Now there’s also one Bryan Hunt, the U.S. consul general in Lahore,
who wears the national Pakistani dress, the long shirt and baggy
trousers, and is moving around these days issuing tough warnings to
Islamabad and to the Pakistani government and to President Musharraf
to end emergency rule, resign as army chief and give Mrs. Bhutto
access to power.
PAKISTAN’S OPTIONS
So what should Pakistan do in the face of such a structured campaign
to bring Pakistan down on its knees and forcibly install a
pro-Washington administration in Islamabad ?
There is increasing talk in Islamabad these days about Pakistan’s new
tough stand in the face of this malicious campaign.
As a starter, Islamabad blew the wind out of the visit of Mr. John
Negroponte, the no. 2 man in the U.S. State Department, who came to
Pakistan last week “to deliver a tough message” to the Pakistani
president. Musharraf, to his credit, told him he won’t end emergency
rule until all objectives are achieved.
These objectives include:
Cleaning up our northern and western parts of the country of all
foreign operatives and their domestic pawns.
Ensuring that Washington 's plan for regime-change doesn’t succeed.
Purging the Pakistani media of all those elements that were willing or
unwilling accomplices in the plan to destabilize the country.
Musharraf has also told Washington publicly that “Pakistan is more
important than democracy or the constitution.” This is a bold
position. This kind of boldness would have served Musharraf a lot had
it come a little earlier. But even now, his media management team is
unable to make the most out of it.
Washington will not stand by watching as its plan for regime change
in Islamabad goes down the drain. In case the Americans insist on
interfering in Pakistani affairs, Islamabad , according to my sources,
is looking at some tough measures:
Cutting off oil supplies to U.S. military in Afghanistan . Pakistani
officials are already enraged at how Afghanistan has turned into a
staging ground for sabotage in Pakistan. If Islamabad continues to see
Washington acting as a bully, Pakistani officials are seriously
considering an announcement where Pakistan, for the first time since
October 2001, will deny the United States use of Pakistani soil and
air space to transport fuel to Afghanistan.
Reviewing Pakistan’s role in the war on terror. Islamabad needs to
fight terrorists on its border with Afghanistan. But our methods need
to be different to Washington’s when it comes to our domestic
extremists. This is where Islamabad parts ways with Washington.

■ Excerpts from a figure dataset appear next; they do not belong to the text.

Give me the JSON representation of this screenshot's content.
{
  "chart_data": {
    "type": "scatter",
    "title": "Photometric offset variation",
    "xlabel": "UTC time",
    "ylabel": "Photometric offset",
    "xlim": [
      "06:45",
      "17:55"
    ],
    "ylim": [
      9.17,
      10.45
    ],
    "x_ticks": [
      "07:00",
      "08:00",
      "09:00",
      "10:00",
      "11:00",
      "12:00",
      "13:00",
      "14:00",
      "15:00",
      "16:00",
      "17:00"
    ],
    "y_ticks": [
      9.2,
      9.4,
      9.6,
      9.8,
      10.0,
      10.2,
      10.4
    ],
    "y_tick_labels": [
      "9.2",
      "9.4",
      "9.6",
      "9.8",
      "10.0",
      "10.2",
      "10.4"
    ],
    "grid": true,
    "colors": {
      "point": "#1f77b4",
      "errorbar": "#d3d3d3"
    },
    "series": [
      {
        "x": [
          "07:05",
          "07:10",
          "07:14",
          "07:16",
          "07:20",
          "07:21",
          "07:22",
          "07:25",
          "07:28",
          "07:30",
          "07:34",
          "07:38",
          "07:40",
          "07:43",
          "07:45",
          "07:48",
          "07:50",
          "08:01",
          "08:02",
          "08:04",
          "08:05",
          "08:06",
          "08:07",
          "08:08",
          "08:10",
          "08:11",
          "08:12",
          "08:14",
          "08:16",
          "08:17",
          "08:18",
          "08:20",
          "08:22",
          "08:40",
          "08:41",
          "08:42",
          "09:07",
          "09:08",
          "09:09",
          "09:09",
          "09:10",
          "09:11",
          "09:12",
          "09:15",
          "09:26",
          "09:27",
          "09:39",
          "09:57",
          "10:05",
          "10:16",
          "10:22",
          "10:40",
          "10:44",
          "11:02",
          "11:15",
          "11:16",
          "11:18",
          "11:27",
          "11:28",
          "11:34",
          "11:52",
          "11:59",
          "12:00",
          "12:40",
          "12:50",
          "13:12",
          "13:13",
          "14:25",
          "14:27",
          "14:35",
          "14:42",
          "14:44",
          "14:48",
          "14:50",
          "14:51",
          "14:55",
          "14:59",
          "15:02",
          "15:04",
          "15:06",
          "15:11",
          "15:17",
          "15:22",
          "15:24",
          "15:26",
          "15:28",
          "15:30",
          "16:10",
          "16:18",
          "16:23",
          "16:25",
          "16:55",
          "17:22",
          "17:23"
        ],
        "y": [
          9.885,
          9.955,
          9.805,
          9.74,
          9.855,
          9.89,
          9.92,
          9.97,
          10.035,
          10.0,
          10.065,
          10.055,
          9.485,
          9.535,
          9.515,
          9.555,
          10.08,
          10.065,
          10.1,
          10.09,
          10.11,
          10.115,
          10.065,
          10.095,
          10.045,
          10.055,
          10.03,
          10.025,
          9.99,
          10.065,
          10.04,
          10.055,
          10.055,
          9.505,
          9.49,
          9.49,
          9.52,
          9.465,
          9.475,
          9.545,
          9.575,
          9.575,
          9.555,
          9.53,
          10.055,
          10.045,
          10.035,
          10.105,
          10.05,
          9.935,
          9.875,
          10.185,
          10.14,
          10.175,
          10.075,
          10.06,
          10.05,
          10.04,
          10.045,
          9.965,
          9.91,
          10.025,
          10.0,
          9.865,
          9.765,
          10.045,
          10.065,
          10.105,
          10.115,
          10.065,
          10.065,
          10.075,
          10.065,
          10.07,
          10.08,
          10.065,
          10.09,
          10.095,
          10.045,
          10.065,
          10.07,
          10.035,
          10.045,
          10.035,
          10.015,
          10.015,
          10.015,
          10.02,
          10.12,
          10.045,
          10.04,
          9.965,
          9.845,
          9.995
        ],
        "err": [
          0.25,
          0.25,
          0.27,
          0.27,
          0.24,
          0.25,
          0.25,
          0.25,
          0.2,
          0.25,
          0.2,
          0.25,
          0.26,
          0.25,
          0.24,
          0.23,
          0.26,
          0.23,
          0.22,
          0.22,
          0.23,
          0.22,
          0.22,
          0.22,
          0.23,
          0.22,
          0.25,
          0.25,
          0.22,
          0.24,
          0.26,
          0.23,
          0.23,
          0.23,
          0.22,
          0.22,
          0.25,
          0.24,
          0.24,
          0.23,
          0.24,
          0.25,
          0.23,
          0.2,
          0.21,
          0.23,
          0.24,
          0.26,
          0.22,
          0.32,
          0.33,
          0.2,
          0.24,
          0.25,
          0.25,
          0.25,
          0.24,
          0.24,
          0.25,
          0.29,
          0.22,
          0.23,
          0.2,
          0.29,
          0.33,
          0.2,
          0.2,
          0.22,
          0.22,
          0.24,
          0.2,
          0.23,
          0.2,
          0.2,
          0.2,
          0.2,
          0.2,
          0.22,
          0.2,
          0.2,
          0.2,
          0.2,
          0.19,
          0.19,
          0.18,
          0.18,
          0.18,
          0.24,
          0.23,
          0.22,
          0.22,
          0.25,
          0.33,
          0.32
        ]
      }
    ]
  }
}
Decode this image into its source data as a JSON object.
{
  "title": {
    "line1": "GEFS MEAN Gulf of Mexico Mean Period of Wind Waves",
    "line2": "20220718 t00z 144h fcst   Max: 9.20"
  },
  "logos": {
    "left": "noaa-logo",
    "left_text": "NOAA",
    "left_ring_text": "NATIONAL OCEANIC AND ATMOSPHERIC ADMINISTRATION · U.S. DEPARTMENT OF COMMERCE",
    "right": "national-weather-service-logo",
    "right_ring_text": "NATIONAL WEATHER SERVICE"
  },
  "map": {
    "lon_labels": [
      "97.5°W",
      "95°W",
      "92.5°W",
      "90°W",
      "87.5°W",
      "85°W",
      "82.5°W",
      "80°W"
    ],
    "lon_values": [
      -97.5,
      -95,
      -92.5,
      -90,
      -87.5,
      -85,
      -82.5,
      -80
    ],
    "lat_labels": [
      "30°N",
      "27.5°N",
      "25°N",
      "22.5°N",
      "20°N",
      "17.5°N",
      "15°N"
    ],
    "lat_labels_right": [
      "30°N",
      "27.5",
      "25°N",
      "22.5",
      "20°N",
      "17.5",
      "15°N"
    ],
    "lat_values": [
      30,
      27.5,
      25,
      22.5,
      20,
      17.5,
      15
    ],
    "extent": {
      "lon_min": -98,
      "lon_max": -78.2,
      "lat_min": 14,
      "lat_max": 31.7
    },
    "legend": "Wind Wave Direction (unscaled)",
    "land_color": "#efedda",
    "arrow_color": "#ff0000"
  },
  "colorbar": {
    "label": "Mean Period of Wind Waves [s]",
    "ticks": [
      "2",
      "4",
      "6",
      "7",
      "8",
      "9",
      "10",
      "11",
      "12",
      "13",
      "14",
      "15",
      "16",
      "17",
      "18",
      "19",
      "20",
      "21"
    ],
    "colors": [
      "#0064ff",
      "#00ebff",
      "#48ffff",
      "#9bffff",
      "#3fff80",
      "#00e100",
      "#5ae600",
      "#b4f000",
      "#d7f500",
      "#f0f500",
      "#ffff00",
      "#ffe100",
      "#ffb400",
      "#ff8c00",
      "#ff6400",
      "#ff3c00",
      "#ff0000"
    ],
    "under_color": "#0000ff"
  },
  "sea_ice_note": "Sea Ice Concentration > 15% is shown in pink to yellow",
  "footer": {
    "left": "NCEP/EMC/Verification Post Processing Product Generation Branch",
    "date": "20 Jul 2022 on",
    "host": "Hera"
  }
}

Pakistani officials are conisdering the option of withdrawing from the
war on terror while maintining Pakistan’s own war against the
terrorists along Afghanistan’s border.
Talks with the Taliban. Pakistan has no quarrel with Afghanistan’s
Taliban. They are Kabul 's internal problem. But if reaching out to
Afghan Taliban’s Mullah Omar can have a positive impact on rebellious
Pakistani extremists, then this step should be taken. The South
Koreans can talk to the Taliban. Karzai has also called for talks with
them. It is time that Islamabad does the same. The Americans have been
telling everyone in the world that they have paid Pakistan $10 billion
dollars over the past five years. They might think this gives them the
right to decide Pakistan’s destiny. What they don’t tell the world is
how Pakistan 's help secured for them their biggest footprint ever in
energy-rich Central Asia .
If they forget, Islamabad can always remind them by giving them the
same treatment that Uzbekistan did last year.